Umstritten ist aber nicht nur das «third goal», das dritte Tor, wie die Engländer das Wembley-Tor nennen. Auch das 4:2 unmittelbar vor dem Abpfiff hätte nicht zählen dürfen. Denn als Hurst sein drittes Tor der Partie erzielt, haben schon mehrere Zuschauer den Platz gestürmt. «Sie denken, es ist schon vorbei», ruft BBC-Mann Wolstenholme kurz vor dem Treffer. «Das ist es jetzt!» Der Satz ist längst eine Redewendung in England.

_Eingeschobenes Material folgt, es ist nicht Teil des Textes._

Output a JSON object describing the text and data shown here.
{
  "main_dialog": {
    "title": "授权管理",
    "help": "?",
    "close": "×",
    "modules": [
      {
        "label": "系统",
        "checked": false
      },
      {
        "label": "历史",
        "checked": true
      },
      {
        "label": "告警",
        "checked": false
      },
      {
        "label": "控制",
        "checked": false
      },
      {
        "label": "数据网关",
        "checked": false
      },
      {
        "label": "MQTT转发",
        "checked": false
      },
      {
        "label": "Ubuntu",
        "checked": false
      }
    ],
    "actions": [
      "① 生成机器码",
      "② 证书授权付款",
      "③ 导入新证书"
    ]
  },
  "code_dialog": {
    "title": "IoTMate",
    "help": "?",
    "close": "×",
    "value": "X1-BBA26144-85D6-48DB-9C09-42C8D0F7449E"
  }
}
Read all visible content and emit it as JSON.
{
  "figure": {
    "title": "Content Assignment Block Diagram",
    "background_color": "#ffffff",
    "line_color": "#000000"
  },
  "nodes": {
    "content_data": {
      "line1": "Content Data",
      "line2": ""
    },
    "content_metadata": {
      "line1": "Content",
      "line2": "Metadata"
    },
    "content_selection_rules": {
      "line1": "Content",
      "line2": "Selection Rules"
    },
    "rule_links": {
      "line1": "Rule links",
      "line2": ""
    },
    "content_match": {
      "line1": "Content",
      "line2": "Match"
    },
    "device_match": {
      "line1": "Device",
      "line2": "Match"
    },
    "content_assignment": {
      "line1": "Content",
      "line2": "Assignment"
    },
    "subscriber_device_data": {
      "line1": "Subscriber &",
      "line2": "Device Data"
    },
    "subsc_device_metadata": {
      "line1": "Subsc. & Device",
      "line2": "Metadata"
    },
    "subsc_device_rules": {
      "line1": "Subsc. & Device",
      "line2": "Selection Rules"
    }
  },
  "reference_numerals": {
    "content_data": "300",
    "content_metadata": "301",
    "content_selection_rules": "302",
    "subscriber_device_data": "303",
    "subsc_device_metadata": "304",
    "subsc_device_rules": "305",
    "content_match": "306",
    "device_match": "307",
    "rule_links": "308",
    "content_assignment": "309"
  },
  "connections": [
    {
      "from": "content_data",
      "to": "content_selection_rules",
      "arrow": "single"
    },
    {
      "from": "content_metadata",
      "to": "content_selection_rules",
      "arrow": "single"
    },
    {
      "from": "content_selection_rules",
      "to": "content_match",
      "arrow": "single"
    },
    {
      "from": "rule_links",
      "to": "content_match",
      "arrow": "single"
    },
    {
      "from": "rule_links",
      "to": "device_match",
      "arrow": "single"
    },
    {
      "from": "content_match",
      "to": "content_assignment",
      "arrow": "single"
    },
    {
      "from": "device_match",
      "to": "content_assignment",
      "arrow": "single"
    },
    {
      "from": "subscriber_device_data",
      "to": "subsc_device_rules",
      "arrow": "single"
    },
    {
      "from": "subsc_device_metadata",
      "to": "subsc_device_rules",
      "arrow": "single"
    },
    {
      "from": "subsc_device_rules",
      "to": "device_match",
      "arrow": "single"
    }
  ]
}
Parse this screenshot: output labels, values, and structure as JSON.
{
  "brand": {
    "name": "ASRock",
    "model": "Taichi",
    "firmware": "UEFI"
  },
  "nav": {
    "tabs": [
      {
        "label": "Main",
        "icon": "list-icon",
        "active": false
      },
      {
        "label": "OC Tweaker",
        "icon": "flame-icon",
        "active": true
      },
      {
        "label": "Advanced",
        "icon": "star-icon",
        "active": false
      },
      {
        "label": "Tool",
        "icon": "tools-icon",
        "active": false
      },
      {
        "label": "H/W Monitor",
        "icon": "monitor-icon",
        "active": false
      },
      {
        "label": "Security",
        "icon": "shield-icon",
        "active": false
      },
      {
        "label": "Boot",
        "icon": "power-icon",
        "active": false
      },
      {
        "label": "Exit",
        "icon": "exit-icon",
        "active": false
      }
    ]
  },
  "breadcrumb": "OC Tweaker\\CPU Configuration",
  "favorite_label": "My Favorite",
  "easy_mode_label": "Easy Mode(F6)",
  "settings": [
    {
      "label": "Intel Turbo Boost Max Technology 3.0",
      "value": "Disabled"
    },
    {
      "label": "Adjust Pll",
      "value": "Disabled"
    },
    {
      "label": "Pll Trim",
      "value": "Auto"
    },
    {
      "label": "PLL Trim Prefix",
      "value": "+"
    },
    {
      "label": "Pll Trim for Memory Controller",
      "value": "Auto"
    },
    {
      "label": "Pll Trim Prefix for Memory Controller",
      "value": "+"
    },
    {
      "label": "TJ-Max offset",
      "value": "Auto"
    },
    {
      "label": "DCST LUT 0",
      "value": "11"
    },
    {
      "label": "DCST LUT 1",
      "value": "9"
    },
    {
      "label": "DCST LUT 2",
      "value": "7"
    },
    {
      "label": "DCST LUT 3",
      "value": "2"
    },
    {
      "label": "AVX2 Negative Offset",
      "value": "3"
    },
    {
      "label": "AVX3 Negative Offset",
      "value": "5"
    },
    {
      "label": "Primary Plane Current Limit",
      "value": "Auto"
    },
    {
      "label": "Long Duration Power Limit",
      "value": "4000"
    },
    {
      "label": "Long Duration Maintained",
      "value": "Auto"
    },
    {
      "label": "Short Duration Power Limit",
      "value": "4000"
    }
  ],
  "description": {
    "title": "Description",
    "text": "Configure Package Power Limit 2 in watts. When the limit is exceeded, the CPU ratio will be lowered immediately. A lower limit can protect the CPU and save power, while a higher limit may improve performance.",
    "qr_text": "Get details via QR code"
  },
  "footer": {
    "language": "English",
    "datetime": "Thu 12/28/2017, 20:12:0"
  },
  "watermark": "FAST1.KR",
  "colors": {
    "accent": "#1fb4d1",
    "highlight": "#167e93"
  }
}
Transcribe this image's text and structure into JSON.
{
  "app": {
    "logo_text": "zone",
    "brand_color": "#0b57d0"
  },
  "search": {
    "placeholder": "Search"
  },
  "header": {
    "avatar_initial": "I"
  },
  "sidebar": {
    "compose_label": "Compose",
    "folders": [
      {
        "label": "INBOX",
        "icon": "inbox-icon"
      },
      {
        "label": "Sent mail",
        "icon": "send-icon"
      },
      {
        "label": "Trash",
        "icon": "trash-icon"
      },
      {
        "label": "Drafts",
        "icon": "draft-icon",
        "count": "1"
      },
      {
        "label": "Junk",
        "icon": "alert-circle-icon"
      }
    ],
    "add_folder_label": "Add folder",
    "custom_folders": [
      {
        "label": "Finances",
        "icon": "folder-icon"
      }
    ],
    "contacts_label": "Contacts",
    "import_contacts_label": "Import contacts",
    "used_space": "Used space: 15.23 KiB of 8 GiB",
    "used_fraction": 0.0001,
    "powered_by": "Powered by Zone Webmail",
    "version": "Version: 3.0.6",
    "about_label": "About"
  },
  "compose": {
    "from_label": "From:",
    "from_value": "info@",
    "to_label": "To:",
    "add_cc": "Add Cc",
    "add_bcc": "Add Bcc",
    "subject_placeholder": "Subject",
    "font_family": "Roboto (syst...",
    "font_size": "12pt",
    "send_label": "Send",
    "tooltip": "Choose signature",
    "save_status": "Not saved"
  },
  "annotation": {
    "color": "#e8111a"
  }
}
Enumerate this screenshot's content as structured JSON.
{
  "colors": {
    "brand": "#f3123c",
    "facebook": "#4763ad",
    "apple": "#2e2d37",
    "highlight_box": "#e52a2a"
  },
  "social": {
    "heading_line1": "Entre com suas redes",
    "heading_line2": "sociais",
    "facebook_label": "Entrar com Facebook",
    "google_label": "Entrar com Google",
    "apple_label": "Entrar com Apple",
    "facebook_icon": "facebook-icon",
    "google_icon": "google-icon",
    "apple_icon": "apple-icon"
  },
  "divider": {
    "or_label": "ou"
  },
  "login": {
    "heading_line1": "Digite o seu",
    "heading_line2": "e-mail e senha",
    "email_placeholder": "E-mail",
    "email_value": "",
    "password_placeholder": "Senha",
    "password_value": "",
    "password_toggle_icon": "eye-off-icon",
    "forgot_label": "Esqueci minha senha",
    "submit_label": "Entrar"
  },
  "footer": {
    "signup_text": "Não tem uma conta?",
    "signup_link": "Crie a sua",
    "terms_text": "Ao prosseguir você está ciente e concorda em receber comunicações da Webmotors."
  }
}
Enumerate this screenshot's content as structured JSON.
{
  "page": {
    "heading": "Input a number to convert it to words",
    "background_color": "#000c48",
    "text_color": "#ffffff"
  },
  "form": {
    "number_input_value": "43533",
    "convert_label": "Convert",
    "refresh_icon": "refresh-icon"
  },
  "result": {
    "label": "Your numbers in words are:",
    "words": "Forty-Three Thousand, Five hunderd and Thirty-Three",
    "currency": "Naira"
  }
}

Der Triumph von Wembley hallt bis heute nach, auch weil die englische Nationalmannschaft seitdem nie wieder ein grosses Turnier gewonnen hat. Kein Wunder, dass Anhänger der «Three Lions» gern von 1966 träumen. «Als Stärkung für englische Fussball-Fans in einem weiteren enttäuschenden Sommer» veranstaltet die BBC eine Themenwoche mit grosser Feier in der Wembley Arena direkt neben dem Stadion.
Richard Maddock, Chefredaktor bei BBC Radio 5 Live, verspricht: «Nach fünf schmerzvollen Jahrzehnten erinnern wir uns, wie wir die Könige der Fussball-Welt waren.» Sie werden sich einig sein: Der Ball war drin.
Schliesslich hat ein Team der «Sky Sports Monday Night Football» um Ex-Nationalspieler Jamie Carragher und Moderator Ed Chamberlin bereits im Januar das ganze Spiel und eben auch das Wembley-Tor von Geoff Hurst analysiert. Und mit «modernster EA-Sports-Technologie» herausgefunden, dass der Ball tatsächlich drin war.
Und in Deutschland? Für den WM-Finalisten von 1966 gibt es keine grosse Feier, aber eine Sonderausstellung im Fussballmuseum in Dortmund: «50 Jahre Wembley – der Mythos in Momentaufnahmen». Zur Eröffnung am Sonntag werden neben Seeler und Tilkowski auch Siggi Held und Wolfgang Overath erwartet. Auch dort keine Diskussion. Die Angelegenheit ist schliesslich klar: «Nicht im Tor! Kein Tor!» (pre/sda/dpa)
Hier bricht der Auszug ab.